Толстый, пожелтевший от времени, телефонный шнур тянется от углового столика к моей раскладушке. При неосторожном движении или слишком громком смехе пружины начинают натужно скрипеть, будто предупреждая меня о глупости этого занятия. Я говорю тихо, чтобы ни пружины, ни Крестный не услышали, какую чушь я несу.
Свет в комнате выключен. По потолку каждую секунду тянутся жёлтые полосы от проезжающих мимо автомобилей. Не хочу видеть свое отражение в трюмо. Но все равно та девочка «из Зазеркалья» подсматривает из-под копны рыжих волос. Почему-то нестерпимо стыдно перед ней за эти вечерние звонки, когда я битый час хихикаю в трубку.
Спроси у меня: а о чем вы говорите? Почему ты пытаешься скрыть эти разговоры? И я не смогу ответить.
Как-то, проходя из зала в кухню, я подскочила от неожиданной металлической трели. Черный, блестящий телефон почти подпрыгивал от настойчивого звонка. Этот настырный ровесник моей матери требовал, чтобы я подняла увесистую трубку. Крёстный тоже.
— Да ответь уже! Кто там может звонить?
— Да?,- вопрошаю у аппарата, разглядывая стену серванта перед собой.
— Привет! Это А.!
В трубке звучит музыка и ещё несколько голосов, помимо говорящего. Я сразу понимаю, кто это. Но статус недотроги нужно поддерживать, раз уж пошла по этой дорожке.
— Филатов, ты что ли?
На том конце секундное замешательство.
— Нет, это Ш-н!
— А, Ш-н. Ты из 97 школы? Откуда у тебя номер мой?
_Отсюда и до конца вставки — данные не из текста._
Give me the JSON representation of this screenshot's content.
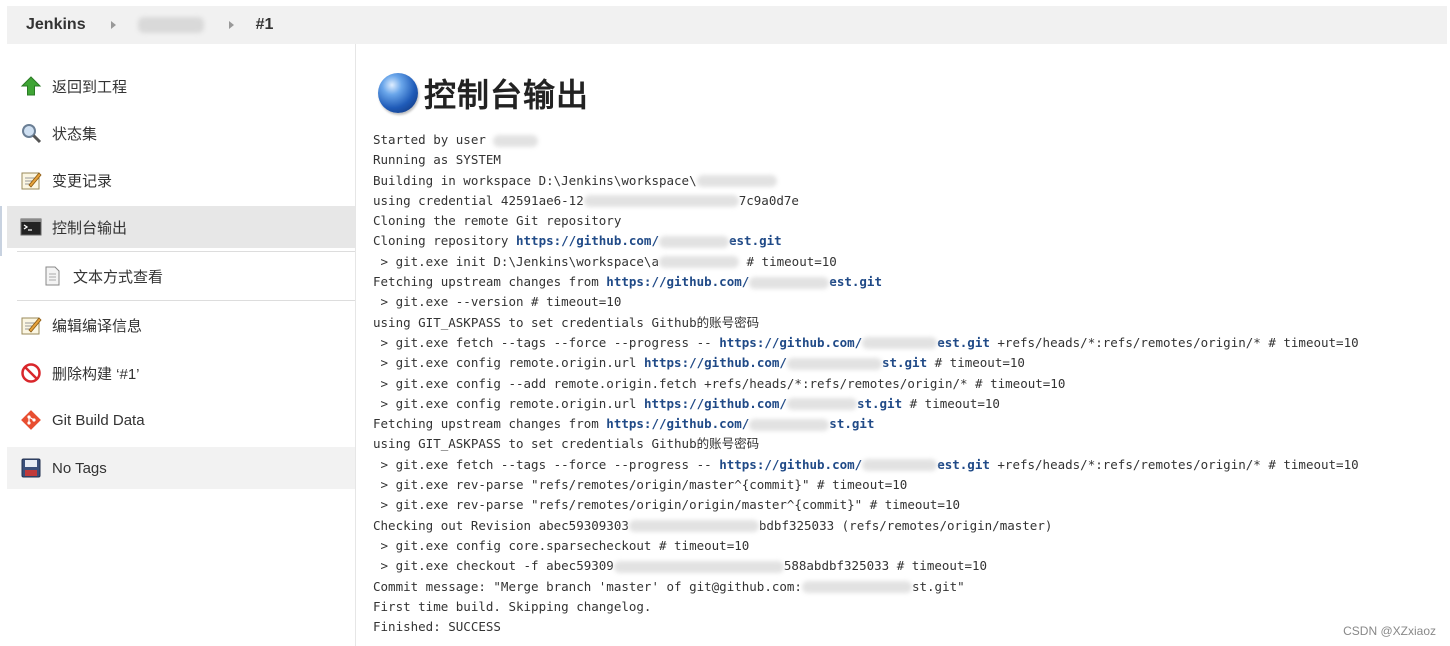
{
  "breadcrumb": {
    "root": "Jenkins",
    "build": "#1"
  },
  "sidebar": {
    "items": [
      {
        "label": "返回到工程",
        "icon": "up-arrow-icon"
      },
      {
        "label": "状态集",
        "icon": "search-icon"
      },
      {
        "label": "变更记录",
        "icon": "notepad-icon"
      },
      {
        "label": "控制台输出",
        "icon": "terminal-icon"
      },
      {
        "label": "文本方式查看",
        "icon": "document-icon"
      },
      {
        "label": "编辑编译信息",
        "icon": "notepad-icon"
      },
      {
        "label": "删除构建 ‘#1’",
        "icon": "no-entry-icon"
      },
      {
        "label": "Git Build Data",
        "icon": "git-icon"
      },
      {
        "label": "No Tags",
        "icon": "floppy-icon"
      }
    ]
  },
  "main": {
    "title": "控制台输出",
    "console": [
      {
        "t": "Started by user "
      },
      {
        "t": "Running as SYSTEM"
      },
      {
        "t": "Building in workspace D:\\Jenkins\\workspace\\"
      },
      {
        "t": "using credential 42591ae6-12",
        "tail": "7c9a0d7e"
      },
      {
        "t": "Cloning the remote Git repository"
      },
      {
        "t": "Cloning repository ",
        "link": "https://github.com/",
        "link2": "est.git"
      },
      {
        "t": " > git.exe init D:\\Jenkins\\workspace\\a",
        "tail": " # timeout=10"
      },
      {
        "t": "Fetching upstream changes from ",
        "link": "https://github.com/",
        "link2": "est.git"
      },
      {
        "t": " > git.exe --version # timeout=10"
      },
      {
        "t": "using GIT_ASKPASS to set credentials Github的账号密码"
      },
      {
        "t": " > git.exe fetch --tags --force --progress -- ",
        "link": "https://github.com/",
        "link2": "est.git",
        "tail": " +refs/heads/*:refs/remotes/origin/* # timeout=10"
      },
      {
        "t": " > git.exe config remote.origin.url ",
        "link": "https://github.com/",
        "link2": "st.git",
        "tail": " # timeout=10"
      },
      {
        "t": " > git.exe config --add remote.origin.fetch +refs/heads/*:refs/remotes/origin/* # timeout=10"
      },
      {
        "t": " > git.exe config remote.origin.url ",
        "link": "https://github.com/",
        "link2": "st.git",
        "tail": " # timeout=10"
      },
      {
        "t": "Fetching upstream changes from ",
        "link": "https://github.com/",
        "link2": "st.git"
      },
      {
        "t": "using GIT_ASKPASS to set credentials Github的账号密码"
      },
      {
        "t": " > git.exe fetch --tags --force --progress -- ",
        "link": "https://github.com/",
        "link2": "est.git",
        "tail": " +refs/heads/*:refs/remotes/origin/* # timeout=10"
      },
      {
        "t": " > git.exe rev-parse \"refs/remotes/origin/master^{commit}\" # timeout=10"
      },
      {
        "t": " > git.exe rev-parse \"refs/remotes/origin/origin/master^{commit}\" # timeout=10"
      },
      {
        "t": "Checking out Revision abec59309303",
        "tail": "bdbf325033 (refs/remotes/origin/master)"
      },
      {
        "t": " > git.exe config core.sparsecheckout # timeout=10"
      },
      {
        "t": " > git.exe checkout -f abec59309",
        "tail": "588abdbf325033 # timeout=10"
      },
      {
        "t": "Commit message: \"Merge branch 'master' of git@github.com:",
        "tail": "st.git\""
      },
      {
        "t": "First time build. Skipping changelog."
      },
      {
        "t": "Finished: SUCCESS"
      }
    ]
  },
  "watermark": "CSDN @XZxiaoz",
  "colors": {
    "link": "#204a87",
    "active_bg": "#e7e7e7",
    "topbar_bg": "#f1f1f1"
  }
}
Тогда я и узнала, что К. и С. вчера, на большой перемене, написали шесть цифр на клочке бумажки и с радостными улыбками передали ему в руки.
— Зачем звонишь?
— Да просто, поболтать.
— Ммм... штош, давай болтать.
— А кто такой Филатов? Он в нашей школе учится?
Довольно улыбаюсь. Филатов это знакомый Крёстного, сантехник 50 лет, его фамилия почему-то вынырнула прямо сейчас из глубин памяти.
— Да нет, он с 24 школы.
— Это где?
— На СХИ.
— А где СХИ?
— Там, где я живу, - уже откровенно смеюсь я.
И потянулось это общение «ни о чем». О школе, об учителях, иногда неловко молчим. Так что, ещё раз спросите меня: «А о чем вы говорите?» И теперь я четко отвечу: «Да ни о чем».
***
В декабре случилась новогодняя ШКОЛЬНАЯ ДИСКОТЕКА. Моя первая. Неизвестность щекотала нос. Хотелось постоянно тереть его кончик, чтобы привыкнуть к этому странному чувству.
Я об таких вещах только слышала от К. Ей везло и каждый год она получала путёвку в один из летних лагерей на Девятой Дачной. Она исчезала почти на месяц, а потом возвращалась, привозя истории о побегах на пруды с мальчиками из старшего отряда, красивых вожатых, в которых влюблялась поголовно вся смена и, конечно, о дискотеках. На которые тайком пробирались солдатики из соседней военной части. Какой-то параллельный мир, правила которого мне не известны.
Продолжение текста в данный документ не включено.